How much of mathematical success is based on luck?

Question

I will ask this question based on an example. Recently I was working on the sequences of natural numbers, where the general term of the sequence is given by a polynomial. For obtaining the partial sum of such a sequence, I know I had to find out the closed form solutions to sums like $\sum_{k=1}^{n}k$,$\sum_{k=1}^{n}k^2$,$\sum_{k=1}^{n}k^3$ and so on, for any natural power $x$. I started by solving the sum of natural numbers, which is just an arithmetic progression. The main problem I faced was with powers greater than $1$. I worked out a couple of formulae for degree $2$, but they only reduced the computation, they didn't give a closed form expression. It took my roughly four days to tell myself that I have to change my approach. Then, I applied my technique to degree $3$, and noticed that if I knew a closed form expression for degree $2$, I could calculate an expression for degree $3$ and vice-versa. Then I continued this work on degree $3$, and somehow got the expression for degree $2$. Now using this method I can work out an expression for any degree. Then I read a couple of proof techniques, one of them was the sum $$\sum_{k=1}^n{(k+1)^3-k^3}$$, which looks like a telescoping sum, but can be used to determine the solution for degree $2$. And upon looking closely, the method I came up with was just a different version of this. And it took me about a week to figure this out.

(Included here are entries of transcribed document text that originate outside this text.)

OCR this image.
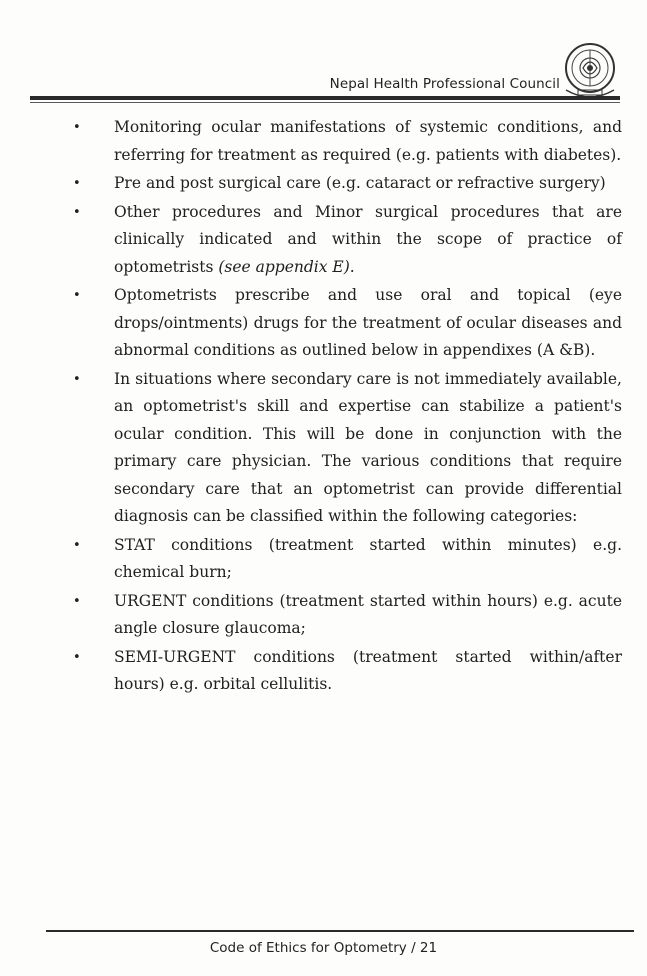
Nepal Health Professional Council
•	Monitoring ocular manifestations of systemic conditions, and referring for treatment as required (e.g. patients with diabetes).
•	Pre and post surgical care (e.g. cataract or refractive surgery)
•	Other procedures and Minor surgical procedures that are clinically indicated and within the scope of practice of optometrists (see appendix E).
•	Optometrists prescribe and use oral and topical (eye drops/ointments) drugs for the treatment of ocular diseases and abnormal conditions as outlined below in appendixes (A &B).
•	In situations where secondary care is not immediately available, an optometrist's skill and expertise can stabilize a patient's ocular condition. This will be done in conjunction with the primary care physician. The various conditions that require secondary care that an optometrist can provide differential diagnosis can be classified within the following categories:
•	STAT conditions (treatment started within minutes) e.g. chemical burn;
•	URGENT conditions (treatment started within hours) e.g. acute angle closure glaucoma;
•	SEMI-URGENT conditions (treatment started within/after hours) e.g. orbital cellulitis.
Code of Ethics for Optometry / 21
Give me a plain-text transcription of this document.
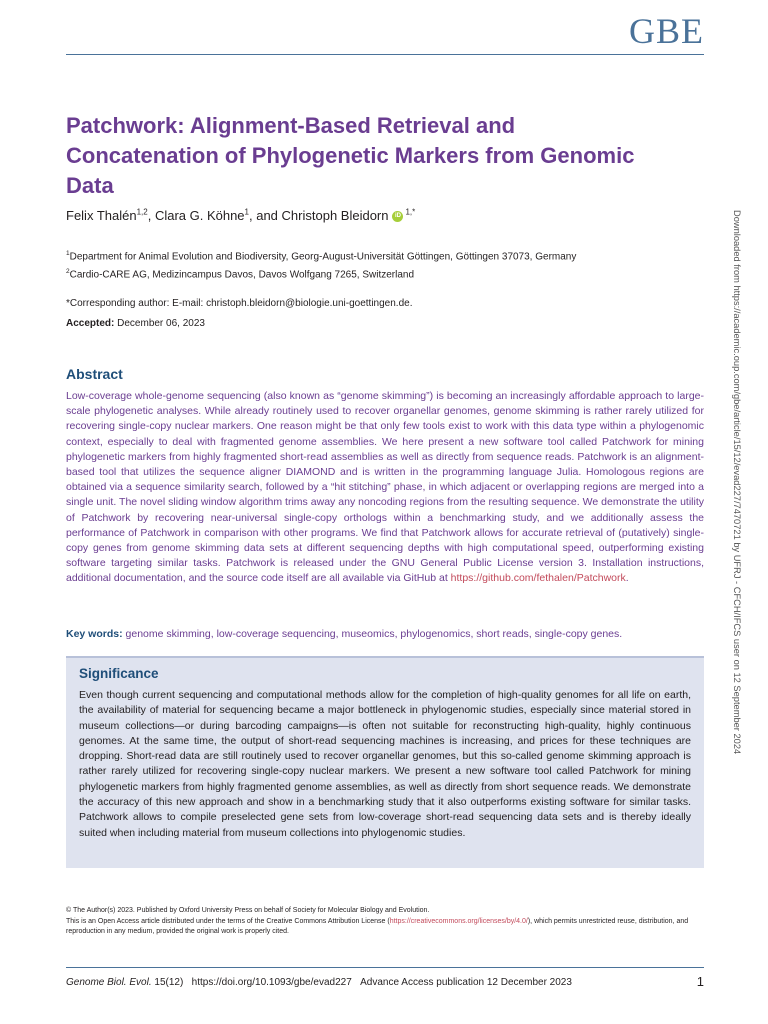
GBE
Patchwork: Alignment-Based Retrieval and Concatenation of Phylogenetic Markers from Genomic Data
Felix Thalén$^{1,2}$, Clara G. Köhne$^1$, and Christoph Bleidorn iD $^{1,*}$
$^1$Department for Animal Evolution and Biodiversity, Georg-August-Universität Göttingen, Göttingen 37073, Germany
$^2$Cardio-CARE AG, Medizincampus Davos, Davos Wolfgang 7265, Switzerland
*Corresponding author: E-mail: christoph.bleidorn@biologie.uni-goettingen.de.
Accepted: December 06, 2023
Abstract
Low-coverage whole-genome sequencing (also known as “genome skimming”) is becoming an increasingly affordable approach to large-scale phylogenetic analyses. While already routinely used to recover organellar genomes, genome skimming is rather rarely utilized for recovering single-copy nuclear markers. One reason might be that only few tools exist to work with this data type within a phylogenomic context, especially to deal with fragmented genome assemblies. We here present a new software tool called Patchwork for mining phylogenetic markers from highly fragmented short-read assemblies as well as directly from sequence reads. Patchwork is an alignment-based tool that utilizes the sequence aligner DIAMOND and is written in the programming language Julia. Homologous regions are obtained via a sequence similarity search, followed by a “hit stitching” phase, in which adjacent or overlapping regions are merged into a single unit. The novel sliding window algorithm trims away any noncoding regions from the resulting sequence. We demonstrate the utility of Patchwork by recovering near-universal single-copy orthologs within a benchmarking study, and we additionally assess the performance of Patchwork in comparison with other programs. We find that Patchwork allows for accurate retrieval of (putatively) single-copy genes from genome skimming data sets at different sequencing depths with high computational speed, outperforming existing software targeting similar tasks. Patchwork is released under the GNU General Public License version 3. Installation instructions, additional documentation, and the source code itself are all available via GitHub at https://github.com/fethalen/Patchwork.
Key words: genome skimming, low-coverage sequencing, museomics, phylogenomics, short reads, single-copy genes.
Significance
Even though current sequencing and computational methods allow for the completion of high-quality genomes for all life on earth, the availability of material for sequencing became a major bottleneck in phylogenomic studies, especially since material stored in museum collections—or during barcoding campaigns—is often not suitable for reconstructing high-quality, highly continuous genomes. At the same time, the output of short-read sequencing machines is increasing, and prices for these techniques are dropping. Short-read data are still routinely used to recover organellar genomes, but this so-called genome skimming approach is rather rarely utilized for recovering single-copy nuclear markers. We present a new software tool called Patchwork for mining phylogenetic markers from highly fragmented genome assemblies, as well as directly from short sequence reads. We demonstrate the accuracy of this new approach and show in a benchmarking study that it also outperforms existing software for similar tasks. Patchwork allows to compile preselected gene sets from low-coverage short-read sequencing data sets and is thereby ideally suited when including material from museum collections into phylogenomic studies.
© The Author(s) 2023. Published by Oxford University Press on behalf of Society for Molecular Biology and Evolution.
This is an Open Access article distributed under the terms of the Creative Commons Attribution License (https://creativecommons.org/licenses/by/4.0/), which permits unrestricted reuse, distribution, and reproduction in any medium, provided the original work is properly cited.
Genome Biol. Evol. 15(12) https://doi.org/10.1093/gbe/evad227 Advance Access publication 12 December 2023	1
Downloaded from https://academic.oup.com/gbe/article/15/12/evad227/7470721 by UFRJ - CFCH/IFCS user on 12 September 2024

Now, I wonder if someone would have thought of this sum instantly, he would have solved it very faster, not like me who took a week. So, luck can play a game-changing role in research, can't it? But, I want to ask, as in this case, is a week taken by me too long or is it fine? And am I going the right way spending this much time on these problems?

Answer 1

I would not qualify your success as lucky, but rather as experimental, that is, based on failed attempts and looking closely at examples. The only thing where you have been lucky is that your assumption there was a closed form for your sums was right (it is far from always being the case: just think of a sum like $\sum_{n=1}^k {1\over n}$).

If you look back in history, mathematicians like Leibnitz, Newton, Euler, and the like were all doing a lot of experimental mathematics, trying to find closed forms like you or more generally mathematical formulas. All of this involved a lot of computation by hand and a lof of attempts before finding the right solution.

Answer 2

There is a direct way to get the Faulhaber's formulas for a given degree.

As the difference of the requested sums for two successive $n$ is a polynomial in $n$ of degree $d$, the sums must themselves be polynomials in $n$ of degree $d+1$. It is well-known that a polynomial of degree $d+1$ is obtained by the Lagrangian formula on $d+2$ points.

Let us play the game for $d=2$ and use $(0,0),$$(1,0+1),$$(2,0+1+4),$$(3,0+1+4+9)$.

$$P(x)=0\frac{(x-1)(x-2)(x-3)}{(0-1)(0-2)(0-3)}+1\frac{x(x-2)(x-3)}{1(0-2)(0-3)}+5\frac{x(x-1)(x-3)}{2(2-1)(2-3)}+14\frac{x(x-1)(x-2)}{3(3-1)(3-2)}\\=\frac{x^3}3+\frac{x^2}2+\frac{x}6.$$

The method is not very efficient in terms of operations to be performed (the Neville's algorithm can accelerate), but it relies on an available tool.